La stratégie de l’État pour contenir la propagation de la DNC repose sur trois axes principaux : l’abattage systématique des troupeaux infectés, la vaccination et la restriction des mouvements d’animaux. Depuis le premier cas détecté en Savoie cet été, plus de 115 foyers ont été recensés au niveau national. Un cas récent a été identifié le 15 décembre dans l’Aude, et plus récemment, 72 vaches ont été abattues en Haute-Garonne, dans la commune de Juzet-d’Izaut, suite à la découverte d’un nouveau foyer.

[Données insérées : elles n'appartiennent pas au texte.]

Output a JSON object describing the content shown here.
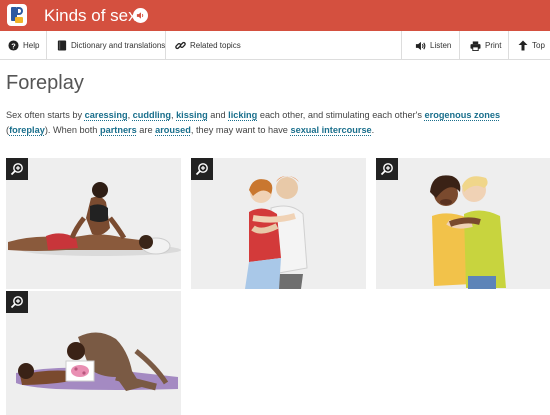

Cette approche, notamment l’abattage préventif, suscite de vives critiques de la part de certains syndicats agricoles. La Coordination rurale (deuxième syndicat de la profession) et la Confédération paysanne (troisième syndicat) contestent fermement cette politique, estimant qu’elle est disproportionnée et qu’elle conduit à l’abattage inutile de troupeaux entiers dès l’apparition du moindre cas.